Кирилл замер. Он не шевелился, не дышал, только слушал. Его лицо превратилось в маску — нечеловеческой, почти самурайской концентрации. Глаза, сузившись, бегали по горизонту, фиксируя каждый взрыв, каждую вспышку, каждое движение серых фигур.
Он знал этот участок. Он сам проектировал здесь минные заграждения. Каждый фугас, каждая шрапнельная мина были заложены его расчетами, выверены до вершка. Саперы ругались, когда он заставлял их перекапывать уже готовые участки — "Ваше благородие, да куда ж еще глубже?!" — но он был непреклонен.
И сейчас, глядя, как атакующие цепи приближаются к невидимой черте, он понял: час расплаты настал.
Первый взрыв разорвал утро.
Он был не таким, как артиллерийские — тот был глубже, плотнее, страшнее. Земля под ногами атакующих вздыбилась, выплюнув вверх тонны грунта, обломков, камней и человеческих тел. Столб черного дыма взметнулся к небу, и в этом дыму кружились и падали осколки — рваные, горячие, жаждущие.
Второй взрыв грянул через три секунды. Третий — через две.
Кирилл считал.
Он не думал о том, что там, в дыму и огне, кричат люди. Он не позволял себе представлять, как сталь вонзается в тела, как земля поглощает живых, как мать теряет сына, а жена — мужа. Это была не его война. Его войной были цифры.
Но где-то глубоко, там, куда он запретил себе заглядывать, что-то екнуло.
Земля вздымалась под ногами атакующих раз за разом. Мины рвались не хаотично — они выстраивались в замысловатый, жестокий узор. Ковер смерти, сотканный его руками. Немецкие цепи ломались, солдаты разбегались, натыкались на новые фугасы, падали, вставали, снова падали.
Кирилл стоял у амбразуры, вцепившись в планшет, и слушал эту адскую симфонию. Он не молился. Не проклинал. Он просто делал свою работу.
А где-то там, за стенами форта, за дымом и кровью, за этим чудовищным концертом из взрывов и криков, была она. Ли Цзи. И она делала свою.
Первая волна разбилась о невидимую стену за тридцать саженей до рва.
Кирилл наблюдал за этим с холодным, почти отстраненным спокойствием. С высоты командного пункта было видно всё — как серые цепи, еще минуту назад такие стройные и грозные, вдруг ломаются, распадаются на отдельные фигурки, мечутся, падают, встают и снова падают. Каждый новый взрыв подбрасывал в воздух чьи-то тела, каски, винтовки — все это кружилось в дыму, как в чудовищном хороводе.
Крики доносились даже сюда, сквозь грохот разрывов. Немецкие — «Sanitäter!

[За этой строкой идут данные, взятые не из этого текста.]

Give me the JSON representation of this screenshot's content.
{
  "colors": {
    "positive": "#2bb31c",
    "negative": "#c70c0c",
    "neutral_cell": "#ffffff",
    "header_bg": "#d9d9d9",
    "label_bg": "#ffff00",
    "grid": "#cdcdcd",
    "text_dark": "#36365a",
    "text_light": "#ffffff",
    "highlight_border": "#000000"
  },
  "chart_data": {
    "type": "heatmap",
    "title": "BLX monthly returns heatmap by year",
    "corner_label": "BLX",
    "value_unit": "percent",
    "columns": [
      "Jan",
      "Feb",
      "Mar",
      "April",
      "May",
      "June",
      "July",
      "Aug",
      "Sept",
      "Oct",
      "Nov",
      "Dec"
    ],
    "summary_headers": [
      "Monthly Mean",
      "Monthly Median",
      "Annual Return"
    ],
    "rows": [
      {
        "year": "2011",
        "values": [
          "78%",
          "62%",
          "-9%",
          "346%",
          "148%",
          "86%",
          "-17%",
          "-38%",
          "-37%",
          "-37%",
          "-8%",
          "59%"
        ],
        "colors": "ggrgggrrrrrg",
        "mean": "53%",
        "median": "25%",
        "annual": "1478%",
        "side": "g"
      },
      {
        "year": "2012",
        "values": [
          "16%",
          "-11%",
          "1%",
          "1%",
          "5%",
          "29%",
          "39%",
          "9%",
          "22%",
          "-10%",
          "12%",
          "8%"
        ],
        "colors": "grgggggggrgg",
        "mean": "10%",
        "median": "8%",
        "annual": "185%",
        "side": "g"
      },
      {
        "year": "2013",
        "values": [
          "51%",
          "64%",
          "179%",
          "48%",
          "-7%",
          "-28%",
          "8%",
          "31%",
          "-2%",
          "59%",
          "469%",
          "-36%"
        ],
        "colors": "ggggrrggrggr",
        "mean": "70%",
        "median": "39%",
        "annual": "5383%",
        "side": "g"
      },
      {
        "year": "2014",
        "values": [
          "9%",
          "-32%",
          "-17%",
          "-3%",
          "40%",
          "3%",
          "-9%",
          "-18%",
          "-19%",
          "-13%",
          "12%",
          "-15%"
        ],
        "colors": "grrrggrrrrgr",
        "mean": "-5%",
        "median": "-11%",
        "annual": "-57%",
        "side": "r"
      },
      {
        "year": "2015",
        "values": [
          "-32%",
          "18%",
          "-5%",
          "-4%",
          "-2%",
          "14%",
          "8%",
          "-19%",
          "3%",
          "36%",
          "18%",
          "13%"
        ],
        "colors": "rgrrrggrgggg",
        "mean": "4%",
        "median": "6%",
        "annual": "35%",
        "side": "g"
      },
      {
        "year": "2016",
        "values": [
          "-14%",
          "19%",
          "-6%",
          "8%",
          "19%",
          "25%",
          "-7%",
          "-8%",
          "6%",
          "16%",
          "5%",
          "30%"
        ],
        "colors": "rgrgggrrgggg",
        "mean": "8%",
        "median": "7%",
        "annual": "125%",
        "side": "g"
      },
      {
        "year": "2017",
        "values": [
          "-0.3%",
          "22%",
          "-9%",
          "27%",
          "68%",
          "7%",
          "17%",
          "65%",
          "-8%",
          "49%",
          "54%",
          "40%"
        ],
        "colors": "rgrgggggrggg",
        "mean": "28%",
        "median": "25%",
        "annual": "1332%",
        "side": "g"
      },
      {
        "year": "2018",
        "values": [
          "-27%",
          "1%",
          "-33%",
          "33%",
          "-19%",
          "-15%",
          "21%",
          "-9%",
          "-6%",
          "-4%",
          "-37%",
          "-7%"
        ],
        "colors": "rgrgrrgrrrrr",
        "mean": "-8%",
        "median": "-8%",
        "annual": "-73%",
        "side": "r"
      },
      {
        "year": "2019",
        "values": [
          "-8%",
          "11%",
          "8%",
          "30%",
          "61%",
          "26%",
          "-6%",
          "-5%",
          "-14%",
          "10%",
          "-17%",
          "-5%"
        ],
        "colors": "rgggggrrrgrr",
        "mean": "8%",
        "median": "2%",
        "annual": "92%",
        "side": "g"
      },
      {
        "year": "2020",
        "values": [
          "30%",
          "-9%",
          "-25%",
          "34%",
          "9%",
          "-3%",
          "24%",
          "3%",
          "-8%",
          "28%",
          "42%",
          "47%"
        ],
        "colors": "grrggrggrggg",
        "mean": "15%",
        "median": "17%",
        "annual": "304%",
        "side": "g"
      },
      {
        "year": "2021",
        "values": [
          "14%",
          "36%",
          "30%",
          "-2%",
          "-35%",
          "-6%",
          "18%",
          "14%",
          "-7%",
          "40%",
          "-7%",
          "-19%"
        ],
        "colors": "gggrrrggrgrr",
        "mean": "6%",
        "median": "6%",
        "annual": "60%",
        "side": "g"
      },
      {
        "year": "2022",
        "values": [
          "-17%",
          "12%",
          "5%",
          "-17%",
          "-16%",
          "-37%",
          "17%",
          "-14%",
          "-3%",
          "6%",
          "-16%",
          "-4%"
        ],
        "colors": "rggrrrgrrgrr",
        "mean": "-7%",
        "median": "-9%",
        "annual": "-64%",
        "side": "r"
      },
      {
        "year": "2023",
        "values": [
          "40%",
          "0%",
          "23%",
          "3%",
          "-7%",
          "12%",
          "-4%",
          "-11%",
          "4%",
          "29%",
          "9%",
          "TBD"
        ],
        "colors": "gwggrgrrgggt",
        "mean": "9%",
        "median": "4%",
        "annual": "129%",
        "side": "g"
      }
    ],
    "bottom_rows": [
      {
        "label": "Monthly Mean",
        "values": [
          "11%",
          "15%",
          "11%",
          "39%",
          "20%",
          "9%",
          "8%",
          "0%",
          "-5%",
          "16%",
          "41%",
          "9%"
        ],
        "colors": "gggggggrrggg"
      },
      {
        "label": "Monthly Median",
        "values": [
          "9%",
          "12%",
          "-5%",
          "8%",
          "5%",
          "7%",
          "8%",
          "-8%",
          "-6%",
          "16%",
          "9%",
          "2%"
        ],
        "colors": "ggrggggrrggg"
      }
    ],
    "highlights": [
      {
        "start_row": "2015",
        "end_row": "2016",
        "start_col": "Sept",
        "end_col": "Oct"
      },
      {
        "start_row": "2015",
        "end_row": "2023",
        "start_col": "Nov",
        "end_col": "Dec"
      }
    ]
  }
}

Sanitäter!», русские — «Братцы, отходи!», и просто сплошной, нечленораздельный вой раненых лошадей и людей, смешанных в одну кровавую кашу на подступах к крепости.
Кирилл смотрел и не отводил взгляда.
Он не испытывал торжества. Не было в нем той животной радости, которую он видел на лицах солдат, когда те кричали «Ура!» и стреляли вслед убегающему врагу. Внутри него жило другое чувство — странное, неудобное, почти неуместное в этом аду.
Ледяное удовлетворение инженера.
Он чувствовал это так же отчетливо, как хирург чувствует под скальпелем рассекаемую ткань — без радости, без ужаса, с одной лишь профессиональной, почти механической точностью.